The Food and Drug Administration has detained several shipments of imported orange juice after finding traces of an illegal fungicide.

WASHINGTON (AP) — The Food and Drug Administration has detained several shipments of imported orange juice after finding traces of an illegal fungicide.

The government says the juice is safe to drink. But the fungicide, carbendazim, is not approved for use in the United States, so any juice that contains small amounts of it must be detained. It is used in other countries to combat mold on orange trees.

The FDA said Friday it had detained about 11 percent of orange juice and orange juice concentrate imports since it started testing for the fungicide earlier this month. The agency detained nine of 80 total shipments at the border, while importers withdrew two additional shipments from import after learning of the FDA testing. Importers have 90 days to export or destroy the product once it is detained.

The government started testing for the chemical at the border after Atlanta-based Coca-Cola, which owns juice brands Minute Maid and Simply Orange, reported finding the chemical in its own juice and in competing juices. Most orange juice products made by Coke and other companies contain a blend of juice from different sources, including Brazil, where the fungicide is approved for use. All of the products detained or withdrawn were from Brazil and Canada.

A spokesman for the Canadian Food Inspection Agency said Canada purchases orange juice products from other countries, including Brazil, and then exports it to the United States. No oranges are grown in Canada.

"Canadian exporters do purchase product from other countries where the carbendazim can be a factor," said Rod Lister, a spokesman for the Canadian agency. "One of the main suppliers of orange juice for export is Brazil."

Test results released by the FDA showed the highest levels found were in a Jan. 4 shipment from Brazil. That shipment contained up to 52 parts per billion of the fungicide, still far below the European Union's maximum residue level of 200 parts per billion. Most of the shipments detained had much lower amounts.

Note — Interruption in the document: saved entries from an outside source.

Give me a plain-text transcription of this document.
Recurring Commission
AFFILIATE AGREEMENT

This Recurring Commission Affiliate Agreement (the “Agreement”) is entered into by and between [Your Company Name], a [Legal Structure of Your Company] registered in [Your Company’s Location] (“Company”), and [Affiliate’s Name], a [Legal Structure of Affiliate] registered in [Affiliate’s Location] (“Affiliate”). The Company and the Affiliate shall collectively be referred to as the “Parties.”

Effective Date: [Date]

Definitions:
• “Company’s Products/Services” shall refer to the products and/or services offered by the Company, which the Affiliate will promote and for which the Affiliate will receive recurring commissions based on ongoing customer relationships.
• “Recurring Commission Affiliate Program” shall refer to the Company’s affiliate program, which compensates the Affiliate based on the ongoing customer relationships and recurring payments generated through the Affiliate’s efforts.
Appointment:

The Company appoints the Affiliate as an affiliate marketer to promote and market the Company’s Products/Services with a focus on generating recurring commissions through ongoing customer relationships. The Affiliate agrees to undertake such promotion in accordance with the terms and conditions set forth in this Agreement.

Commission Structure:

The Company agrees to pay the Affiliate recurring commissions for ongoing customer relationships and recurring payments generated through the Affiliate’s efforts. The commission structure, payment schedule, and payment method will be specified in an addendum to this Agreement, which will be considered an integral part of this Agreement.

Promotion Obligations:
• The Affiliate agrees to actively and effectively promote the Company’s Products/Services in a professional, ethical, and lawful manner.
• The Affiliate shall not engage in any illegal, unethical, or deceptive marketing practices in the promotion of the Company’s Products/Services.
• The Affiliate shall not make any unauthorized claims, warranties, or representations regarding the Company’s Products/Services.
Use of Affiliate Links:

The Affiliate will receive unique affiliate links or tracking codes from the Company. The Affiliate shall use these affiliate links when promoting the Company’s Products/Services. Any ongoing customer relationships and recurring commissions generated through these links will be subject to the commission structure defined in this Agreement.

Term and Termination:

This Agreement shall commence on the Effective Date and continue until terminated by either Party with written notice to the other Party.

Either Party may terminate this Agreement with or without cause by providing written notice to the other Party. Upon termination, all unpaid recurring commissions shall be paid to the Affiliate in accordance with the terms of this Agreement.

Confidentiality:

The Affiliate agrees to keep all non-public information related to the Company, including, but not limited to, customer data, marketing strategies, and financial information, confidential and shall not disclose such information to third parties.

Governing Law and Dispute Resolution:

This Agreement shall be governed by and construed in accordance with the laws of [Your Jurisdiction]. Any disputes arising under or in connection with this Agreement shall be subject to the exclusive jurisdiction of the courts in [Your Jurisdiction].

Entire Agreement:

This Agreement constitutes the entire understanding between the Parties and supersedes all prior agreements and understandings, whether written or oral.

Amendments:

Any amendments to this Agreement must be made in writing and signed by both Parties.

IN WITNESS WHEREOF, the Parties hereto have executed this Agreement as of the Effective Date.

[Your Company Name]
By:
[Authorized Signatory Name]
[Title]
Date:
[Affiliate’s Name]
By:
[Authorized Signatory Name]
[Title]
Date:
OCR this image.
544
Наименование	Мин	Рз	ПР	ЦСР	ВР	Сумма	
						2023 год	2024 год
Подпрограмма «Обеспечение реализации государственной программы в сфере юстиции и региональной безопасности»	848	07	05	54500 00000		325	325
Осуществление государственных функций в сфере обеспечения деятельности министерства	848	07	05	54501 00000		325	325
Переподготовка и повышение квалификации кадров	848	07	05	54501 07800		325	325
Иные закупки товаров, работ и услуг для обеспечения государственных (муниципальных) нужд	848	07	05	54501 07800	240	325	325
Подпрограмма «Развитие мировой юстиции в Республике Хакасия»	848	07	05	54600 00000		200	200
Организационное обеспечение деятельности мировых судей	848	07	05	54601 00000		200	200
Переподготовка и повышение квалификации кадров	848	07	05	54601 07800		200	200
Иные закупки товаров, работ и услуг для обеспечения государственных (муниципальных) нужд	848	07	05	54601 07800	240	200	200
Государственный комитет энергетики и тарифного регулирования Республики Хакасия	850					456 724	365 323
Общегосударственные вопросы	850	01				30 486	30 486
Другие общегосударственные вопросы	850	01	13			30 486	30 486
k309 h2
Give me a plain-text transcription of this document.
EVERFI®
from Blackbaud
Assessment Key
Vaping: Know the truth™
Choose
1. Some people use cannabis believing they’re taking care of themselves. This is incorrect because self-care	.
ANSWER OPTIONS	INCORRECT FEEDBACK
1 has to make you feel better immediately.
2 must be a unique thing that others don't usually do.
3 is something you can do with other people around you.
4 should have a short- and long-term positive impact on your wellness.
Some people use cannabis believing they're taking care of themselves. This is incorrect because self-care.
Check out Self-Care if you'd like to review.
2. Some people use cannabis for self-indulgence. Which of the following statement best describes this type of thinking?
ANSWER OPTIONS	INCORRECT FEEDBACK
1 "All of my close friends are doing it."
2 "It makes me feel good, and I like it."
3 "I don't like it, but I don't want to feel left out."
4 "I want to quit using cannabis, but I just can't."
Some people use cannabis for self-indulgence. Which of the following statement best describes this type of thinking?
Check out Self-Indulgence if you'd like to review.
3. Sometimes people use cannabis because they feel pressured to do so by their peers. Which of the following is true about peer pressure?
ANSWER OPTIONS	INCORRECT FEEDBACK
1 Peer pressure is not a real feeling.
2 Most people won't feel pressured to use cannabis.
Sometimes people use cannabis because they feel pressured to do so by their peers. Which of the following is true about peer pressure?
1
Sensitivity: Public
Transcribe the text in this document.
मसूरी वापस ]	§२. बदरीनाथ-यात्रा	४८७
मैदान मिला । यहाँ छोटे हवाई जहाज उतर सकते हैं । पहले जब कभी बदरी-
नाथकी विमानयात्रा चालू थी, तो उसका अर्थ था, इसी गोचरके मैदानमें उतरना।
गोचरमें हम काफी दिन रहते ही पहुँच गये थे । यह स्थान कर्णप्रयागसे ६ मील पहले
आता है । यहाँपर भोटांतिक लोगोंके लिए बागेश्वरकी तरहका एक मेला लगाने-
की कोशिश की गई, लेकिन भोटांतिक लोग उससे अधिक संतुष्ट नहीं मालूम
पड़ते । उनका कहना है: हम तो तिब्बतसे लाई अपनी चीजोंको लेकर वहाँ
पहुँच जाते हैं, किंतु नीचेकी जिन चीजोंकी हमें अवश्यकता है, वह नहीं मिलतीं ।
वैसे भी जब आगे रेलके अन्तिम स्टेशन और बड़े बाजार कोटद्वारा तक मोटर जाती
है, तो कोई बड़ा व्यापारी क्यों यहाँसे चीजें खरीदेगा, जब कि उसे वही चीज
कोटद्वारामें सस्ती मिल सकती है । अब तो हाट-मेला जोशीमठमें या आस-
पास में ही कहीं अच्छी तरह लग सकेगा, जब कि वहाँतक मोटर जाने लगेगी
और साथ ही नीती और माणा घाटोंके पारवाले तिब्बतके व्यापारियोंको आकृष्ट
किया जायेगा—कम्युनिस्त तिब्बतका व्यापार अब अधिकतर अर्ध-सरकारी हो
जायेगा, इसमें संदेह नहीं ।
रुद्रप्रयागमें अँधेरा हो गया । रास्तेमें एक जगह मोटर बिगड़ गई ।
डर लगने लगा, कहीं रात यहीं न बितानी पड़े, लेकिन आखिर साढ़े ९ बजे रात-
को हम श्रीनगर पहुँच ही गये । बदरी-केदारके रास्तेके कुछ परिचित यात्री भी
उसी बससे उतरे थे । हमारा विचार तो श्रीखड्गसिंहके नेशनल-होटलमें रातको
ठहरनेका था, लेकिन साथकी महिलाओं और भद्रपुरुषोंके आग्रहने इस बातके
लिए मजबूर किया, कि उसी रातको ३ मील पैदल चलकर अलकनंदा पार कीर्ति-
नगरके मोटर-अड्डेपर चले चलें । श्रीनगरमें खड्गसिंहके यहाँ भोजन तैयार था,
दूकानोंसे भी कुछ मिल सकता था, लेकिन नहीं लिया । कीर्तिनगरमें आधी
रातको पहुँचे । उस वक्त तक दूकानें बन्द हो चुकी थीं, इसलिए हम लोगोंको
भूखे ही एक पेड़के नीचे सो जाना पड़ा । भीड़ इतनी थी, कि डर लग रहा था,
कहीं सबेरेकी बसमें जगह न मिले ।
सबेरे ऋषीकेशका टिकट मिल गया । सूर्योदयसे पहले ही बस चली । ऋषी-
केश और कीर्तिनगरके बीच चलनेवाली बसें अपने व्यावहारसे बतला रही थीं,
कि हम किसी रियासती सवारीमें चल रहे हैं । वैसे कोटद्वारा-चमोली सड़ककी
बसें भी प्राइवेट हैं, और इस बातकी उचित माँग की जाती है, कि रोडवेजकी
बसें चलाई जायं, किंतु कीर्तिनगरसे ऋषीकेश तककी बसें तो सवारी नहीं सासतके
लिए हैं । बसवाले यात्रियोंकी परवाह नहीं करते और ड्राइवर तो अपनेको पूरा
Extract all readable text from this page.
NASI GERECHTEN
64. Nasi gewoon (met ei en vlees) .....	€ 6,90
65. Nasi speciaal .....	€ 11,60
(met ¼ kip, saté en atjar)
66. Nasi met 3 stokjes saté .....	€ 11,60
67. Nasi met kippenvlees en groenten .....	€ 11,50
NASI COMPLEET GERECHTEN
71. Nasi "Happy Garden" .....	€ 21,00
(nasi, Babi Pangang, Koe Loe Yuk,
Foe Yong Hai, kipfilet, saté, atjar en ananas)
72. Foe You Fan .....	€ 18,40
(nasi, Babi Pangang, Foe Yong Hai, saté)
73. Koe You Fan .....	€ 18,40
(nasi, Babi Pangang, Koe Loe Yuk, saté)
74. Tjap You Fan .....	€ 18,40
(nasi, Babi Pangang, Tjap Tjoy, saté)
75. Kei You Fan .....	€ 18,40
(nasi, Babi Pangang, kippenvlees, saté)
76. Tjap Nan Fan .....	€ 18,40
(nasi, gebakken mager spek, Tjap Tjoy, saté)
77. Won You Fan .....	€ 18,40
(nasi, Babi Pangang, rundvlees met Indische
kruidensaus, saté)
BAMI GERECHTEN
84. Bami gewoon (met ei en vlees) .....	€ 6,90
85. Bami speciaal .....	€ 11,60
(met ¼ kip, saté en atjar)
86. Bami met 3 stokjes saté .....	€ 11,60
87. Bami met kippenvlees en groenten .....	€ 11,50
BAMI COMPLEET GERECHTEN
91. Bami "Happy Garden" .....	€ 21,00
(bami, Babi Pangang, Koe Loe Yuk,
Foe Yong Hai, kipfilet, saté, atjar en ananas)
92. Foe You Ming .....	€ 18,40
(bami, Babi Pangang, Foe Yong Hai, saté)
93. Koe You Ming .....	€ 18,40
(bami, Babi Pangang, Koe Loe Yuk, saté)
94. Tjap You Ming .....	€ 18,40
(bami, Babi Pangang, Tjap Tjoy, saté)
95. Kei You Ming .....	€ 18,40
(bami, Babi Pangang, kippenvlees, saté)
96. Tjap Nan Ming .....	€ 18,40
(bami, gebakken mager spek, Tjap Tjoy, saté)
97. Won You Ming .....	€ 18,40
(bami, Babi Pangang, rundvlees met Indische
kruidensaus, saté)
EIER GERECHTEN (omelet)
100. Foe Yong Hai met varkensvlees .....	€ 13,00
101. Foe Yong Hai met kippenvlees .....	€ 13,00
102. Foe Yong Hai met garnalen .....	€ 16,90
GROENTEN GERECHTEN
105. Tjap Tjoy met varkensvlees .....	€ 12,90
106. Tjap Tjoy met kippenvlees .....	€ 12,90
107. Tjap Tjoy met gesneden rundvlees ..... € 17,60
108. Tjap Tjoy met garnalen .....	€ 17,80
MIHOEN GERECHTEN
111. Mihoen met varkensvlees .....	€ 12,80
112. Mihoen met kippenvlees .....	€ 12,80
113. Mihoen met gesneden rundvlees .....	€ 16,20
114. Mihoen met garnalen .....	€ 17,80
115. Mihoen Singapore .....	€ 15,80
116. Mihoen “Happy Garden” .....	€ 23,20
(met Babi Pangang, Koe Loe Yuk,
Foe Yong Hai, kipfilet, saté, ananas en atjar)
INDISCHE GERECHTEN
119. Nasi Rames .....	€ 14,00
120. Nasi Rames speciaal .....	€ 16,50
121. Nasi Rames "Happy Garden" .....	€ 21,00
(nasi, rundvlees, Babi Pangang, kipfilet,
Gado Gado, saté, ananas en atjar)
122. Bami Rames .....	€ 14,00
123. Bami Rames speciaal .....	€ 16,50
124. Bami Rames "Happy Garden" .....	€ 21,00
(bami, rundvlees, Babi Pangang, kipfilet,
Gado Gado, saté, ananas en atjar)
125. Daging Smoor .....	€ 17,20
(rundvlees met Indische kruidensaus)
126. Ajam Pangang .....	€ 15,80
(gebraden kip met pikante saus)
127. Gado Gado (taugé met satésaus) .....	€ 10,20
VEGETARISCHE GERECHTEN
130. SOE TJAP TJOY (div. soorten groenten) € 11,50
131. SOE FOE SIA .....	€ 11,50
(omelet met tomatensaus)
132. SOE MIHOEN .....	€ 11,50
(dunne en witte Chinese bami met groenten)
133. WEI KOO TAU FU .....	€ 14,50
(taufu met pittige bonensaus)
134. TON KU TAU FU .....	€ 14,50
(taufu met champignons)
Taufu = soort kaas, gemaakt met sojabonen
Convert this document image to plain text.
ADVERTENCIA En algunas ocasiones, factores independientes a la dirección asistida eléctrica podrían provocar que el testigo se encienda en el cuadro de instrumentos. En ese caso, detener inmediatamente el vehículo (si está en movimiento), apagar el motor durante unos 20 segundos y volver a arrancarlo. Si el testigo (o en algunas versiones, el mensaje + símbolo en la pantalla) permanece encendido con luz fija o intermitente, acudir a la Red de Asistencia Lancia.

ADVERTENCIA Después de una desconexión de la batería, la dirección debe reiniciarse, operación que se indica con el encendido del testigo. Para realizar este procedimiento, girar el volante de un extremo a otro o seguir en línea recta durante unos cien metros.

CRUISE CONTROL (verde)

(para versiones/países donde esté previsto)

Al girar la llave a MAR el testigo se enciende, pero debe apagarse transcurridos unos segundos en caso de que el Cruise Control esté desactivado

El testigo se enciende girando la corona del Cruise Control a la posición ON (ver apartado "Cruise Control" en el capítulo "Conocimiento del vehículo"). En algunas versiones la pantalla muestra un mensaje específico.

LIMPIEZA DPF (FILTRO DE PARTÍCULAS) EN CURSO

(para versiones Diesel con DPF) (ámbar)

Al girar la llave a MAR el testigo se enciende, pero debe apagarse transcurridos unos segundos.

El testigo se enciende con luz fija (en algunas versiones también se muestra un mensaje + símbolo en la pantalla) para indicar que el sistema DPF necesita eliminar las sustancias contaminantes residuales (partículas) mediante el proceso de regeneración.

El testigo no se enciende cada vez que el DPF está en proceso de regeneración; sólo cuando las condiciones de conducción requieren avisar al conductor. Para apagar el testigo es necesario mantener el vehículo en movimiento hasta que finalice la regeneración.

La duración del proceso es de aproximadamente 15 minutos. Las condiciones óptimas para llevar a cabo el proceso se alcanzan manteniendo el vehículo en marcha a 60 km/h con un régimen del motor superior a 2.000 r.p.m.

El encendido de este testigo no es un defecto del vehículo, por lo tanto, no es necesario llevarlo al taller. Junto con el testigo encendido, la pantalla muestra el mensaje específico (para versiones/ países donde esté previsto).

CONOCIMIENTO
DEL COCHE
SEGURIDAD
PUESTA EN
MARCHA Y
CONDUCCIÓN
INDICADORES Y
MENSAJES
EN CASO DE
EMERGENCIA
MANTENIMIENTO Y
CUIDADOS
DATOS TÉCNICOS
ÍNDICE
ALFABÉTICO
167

The U.S. government has not established an official maximum residue level for carbendazim in orange juice, but the Environmental Protection Agency has said a detailed risk assessment of carbendazim showed no risks at up to 80 parts per billion. EPA officials have said they believe the real levels of concern are probably thousands of times higher.

Still, the FDA has said it will detain any orange juice imports that contain more than 10 parts per billion of the chemical. Amounts below that aren't detectable, agency officials said.

The agency is also testing samples from domestic manufacturers, but those results have not been released.

In a letter to the Juice Products Association this month, FDA official Nega Beru asked the industry to ensure that suppliers in Brazil, the world's largest orange producer, and other countries stop using the fungicide.

"If the agency identifies orange juice with carbendazim at levels that present a public health risk, it will alert the public and take the necessary action to ensure that the product is removed from the market," he said.

The FDA's testing has created some volatility on the stock market in the past month. The price of orange juice has risen 9 percent since the FDA first announced the discovery of the fungicide Jan. 9 and went as high as $2.1995 per pound before falling back. Orange juice futures rose 4.3 cents, or 2.1 percent, on the news of the positive tests Friday and ended at $2.109 per pound on the New York commodities market.